Ein Lokalpolitiker hat mit seiner im Januar gegründeten Partei die Parlamentswahl klar gewonnen. In der EU sind viele nun erleichtert, dass Slowenien auf einen proeuropäischen Kurs zurückkehren dürfte.

Von Cathrin Kahlweit, Wien

Die wichtigste Nachricht aus Slowenien, die nach der Parlamentswahl vom Sonntag Schlagzeilen machte, war natürlich der selbst für Insider überraschend deutliche Sieg der linksliberalen Freiheitsbewegung (Gibanje Svoboda) unter deren Gründer Robert Golob.

Die Partei ist neu; ihr Chef, Ex-Vorstand des teilstaatlichen slowenischen Energiekonzerns Gen-I, hatte eine bestehende Kleinpartei übernommen, in "Svoboda" umbenannt und erst im Januar an den Start geschickt. Nur dreieinhalb Monate später holte er nun gleich satte 34 Prozent - und damit, in absoluten Zahlen, die meisten Stimmen, die eine Gruppierung im notorisch zersplitterten und kleinteiligen Parteiensystem Sloweniens seit der Unabhängigkeit auf sich vereinigen konnte.

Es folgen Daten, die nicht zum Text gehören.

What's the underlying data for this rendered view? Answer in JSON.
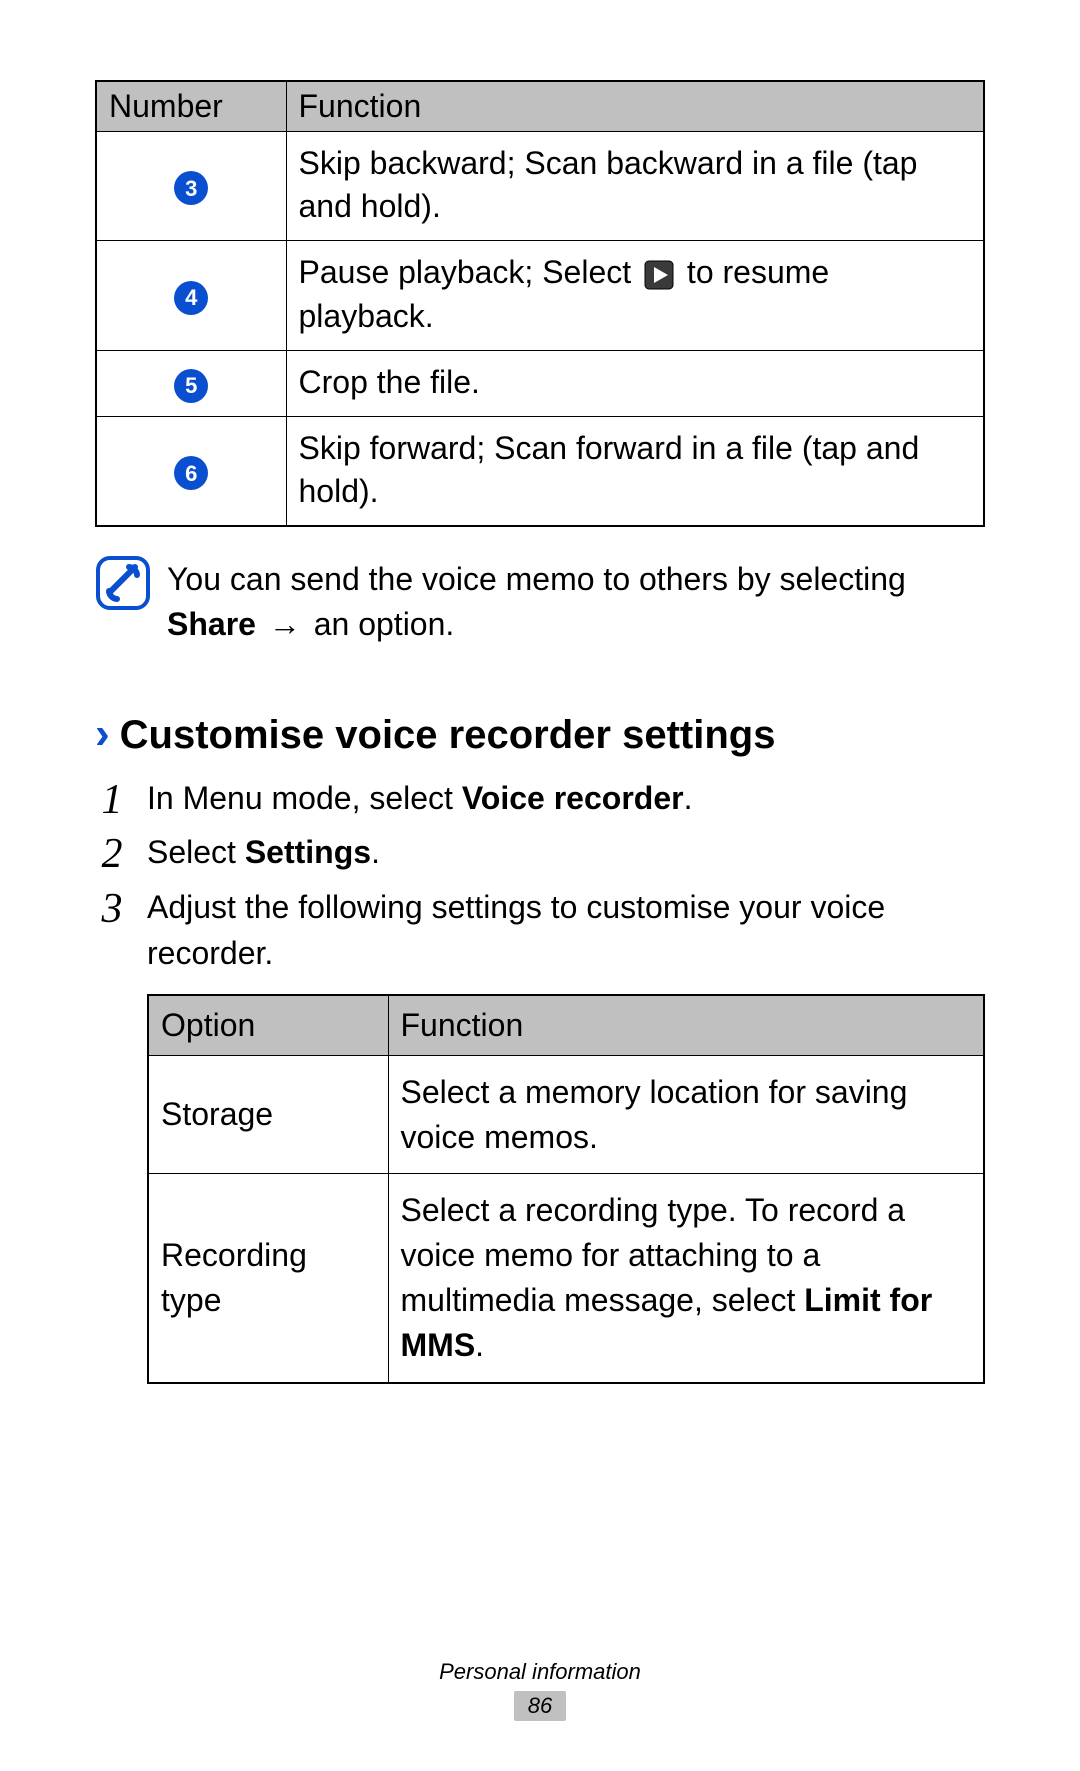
{
  "table1": {
    "headers": {
      "number": "Number",
      "function": "Function"
    },
    "rows": [
      {
        "num": "3",
        "desc": "Skip backward; Scan backward in a file (tap and hold)."
      },
      {
        "num": "4",
        "desc_pre": "Pause playback; Select ",
        "desc_post": " to resume playback."
      },
      {
        "num": "5",
        "desc": "Crop the file."
      },
      {
        "num": "6",
        "desc": "Skip forward; Scan forward in a file (tap and hold)."
      }
    ]
  },
  "note": {
    "text_pre": "You can send the voice memo to others by selecting ",
    "bold": "Share",
    "arrow": "→",
    "text_post": " an option."
  },
  "section": {
    "title": "Customise voice recorder settings"
  },
  "steps": [
    {
      "num": "1",
      "pre": "In Menu mode, select ",
      "bold": "Voice recorder",
      "post": "."
    },
    {
      "num": "2",
      "pre": "Select ",
      "bold": "Settings",
      "post": "."
    },
    {
      "num": "3",
      "pre": "Adjust the following settings to customise your voice recorder.",
      "bold": "",
      "post": ""
    }
  ],
  "table2": {
    "headers": {
      "option": "Option",
      "function": "Function"
    },
    "rows": [
      {
        "option": "Storage",
        "desc": "Select a memory location for saving voice memos."
      },
      {
        "option": "Recording type",
        "desc_pre": "Select a recording type. To record a voice memo for attaching to a multimedia message, select ",
        "bold": "Limit for MMS",
        "post": "."
      }
    ]
  },
  "footer": {
    "label": "Personal information",
    "page": "86"
  }
}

In Umfragen hatte Golobs Neugründung noch Kopf an Kopf mit der rechtspopulistischen Demokratischen Partei (SDS) von Premier Janez Janša gelegen. Die schnitt zwar mit knapp 24 Prozent kaum schlechter ab als in früheren Wahlen, aber angesichts der Stärke des immer noch recht unbekannten Wahlsiegers und neuen Hoffnungsträgers war am Sonntagabend sehr schnell klar, dass es Langzeit-Premier Janša nicht noch einmal ins Amt schaffen würde. Der Vizechef der SDS, Aleš Hojs, kommentierte das Ergebnis im Fernsehen denn auch mit einiger Herablassung. Man müsse dem "relativen Wahlsieger" gratulieren. Offenbar hätten "die Menschen wieder auf ein neues Gesicht gesetzt".

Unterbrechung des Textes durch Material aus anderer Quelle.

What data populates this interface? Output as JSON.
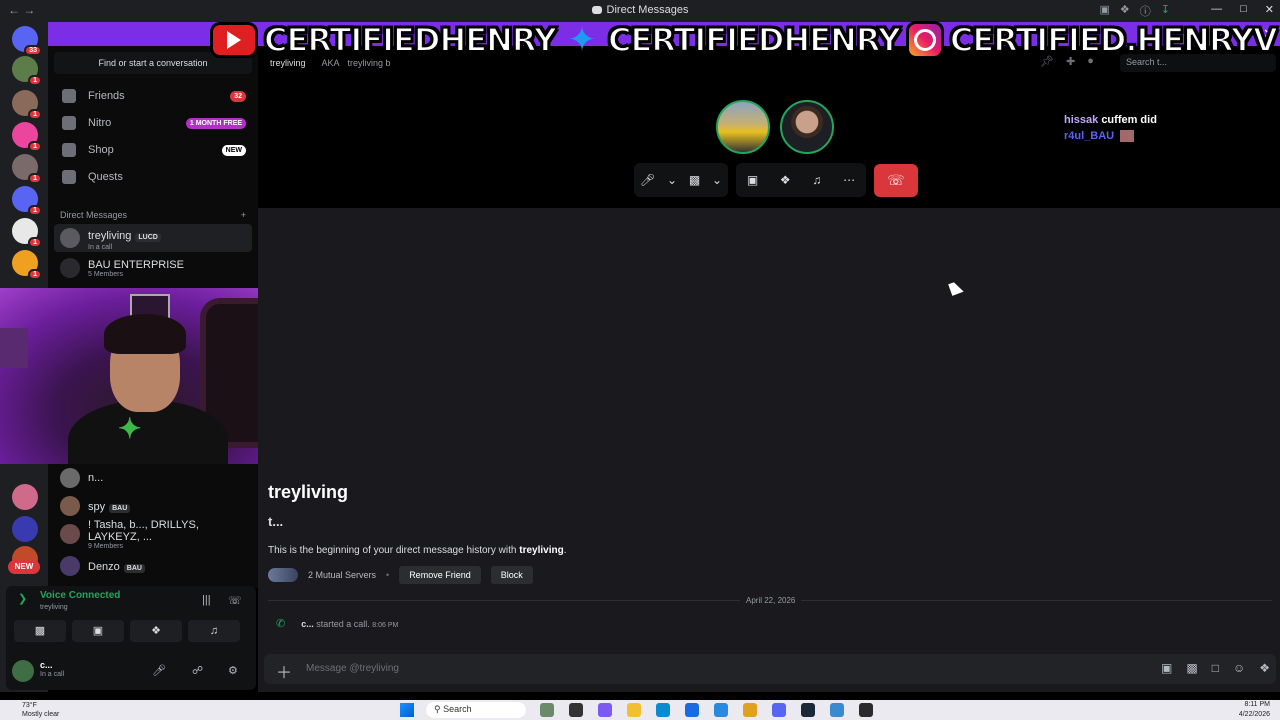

Dass viele Wähler sich nicht nur nach einem neuen Gesicht und einer neuen Partei, sondern auch nach einer neuen politischen Kultur sehnten, die das vergiftete politische Klima befrieden und das Land zurück auf einen proeuropäischen, liberalen Kurs führen kann, zeigte sich auch an der Wahlbeteiligung. Diese lag 13 Prozentpunkte über jener von 2018. Die linke Tageszeitung Dnevnik bezeichnete das am Montag euphorisch als "positivste Nachricht" der Wahl, zeige sie doch, dass "Demokratie, Freiheit, Autonomie und Gerechtigkeit" die Chance bekommen hätten, sich in Slowenien zu rehabilitieren.

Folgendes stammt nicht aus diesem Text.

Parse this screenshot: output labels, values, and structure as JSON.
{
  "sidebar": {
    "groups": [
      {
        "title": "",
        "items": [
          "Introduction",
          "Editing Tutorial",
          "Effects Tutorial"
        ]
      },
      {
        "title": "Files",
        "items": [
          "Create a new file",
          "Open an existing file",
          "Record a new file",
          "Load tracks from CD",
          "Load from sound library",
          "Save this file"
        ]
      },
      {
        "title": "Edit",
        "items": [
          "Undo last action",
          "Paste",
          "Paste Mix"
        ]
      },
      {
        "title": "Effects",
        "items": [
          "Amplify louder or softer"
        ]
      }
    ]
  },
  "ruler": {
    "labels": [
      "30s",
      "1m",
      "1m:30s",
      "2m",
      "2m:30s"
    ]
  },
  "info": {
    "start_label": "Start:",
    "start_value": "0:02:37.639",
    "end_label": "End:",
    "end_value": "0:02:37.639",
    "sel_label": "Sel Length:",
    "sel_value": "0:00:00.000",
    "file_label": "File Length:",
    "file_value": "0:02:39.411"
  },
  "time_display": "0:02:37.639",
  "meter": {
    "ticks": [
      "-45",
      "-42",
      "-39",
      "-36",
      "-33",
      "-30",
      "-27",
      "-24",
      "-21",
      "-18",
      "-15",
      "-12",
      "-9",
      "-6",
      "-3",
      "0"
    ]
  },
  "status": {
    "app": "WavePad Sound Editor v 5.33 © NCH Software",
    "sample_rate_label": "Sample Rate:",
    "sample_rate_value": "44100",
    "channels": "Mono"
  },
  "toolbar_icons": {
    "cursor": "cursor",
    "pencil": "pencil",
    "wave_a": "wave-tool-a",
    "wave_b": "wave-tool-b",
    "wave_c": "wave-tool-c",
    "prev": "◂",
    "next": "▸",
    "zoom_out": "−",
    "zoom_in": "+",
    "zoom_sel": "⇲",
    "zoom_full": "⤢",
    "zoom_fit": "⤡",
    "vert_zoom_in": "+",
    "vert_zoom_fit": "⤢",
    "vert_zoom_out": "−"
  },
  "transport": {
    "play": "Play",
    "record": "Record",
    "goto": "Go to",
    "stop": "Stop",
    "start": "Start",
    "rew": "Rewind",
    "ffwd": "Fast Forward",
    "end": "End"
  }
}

Genau so äußerte sich auch Golob selbst: Er hatte vor der Wahl von einem "Referendum über die Demokratie in Slowenien" gesprochen, eine grüne Energiewende und eine nachhaltige Politik versprochen. Nach Bekanntwerden des sensationell guten Ergebnisses für seine Partei äußerte er sich über die sozialen Medien; aufgrund einer Corona-Erkrankung konnte Golob nicht an der Wahlparty in Ljubljana teilnehmen. Die hohe Wahlbeteiligung zeige, sagte er, "dass die Menschen sich tatsächlich Veränderungen wünschen. Sie vertrauen darauf, dass nur wir diese Veränderungen bringen können".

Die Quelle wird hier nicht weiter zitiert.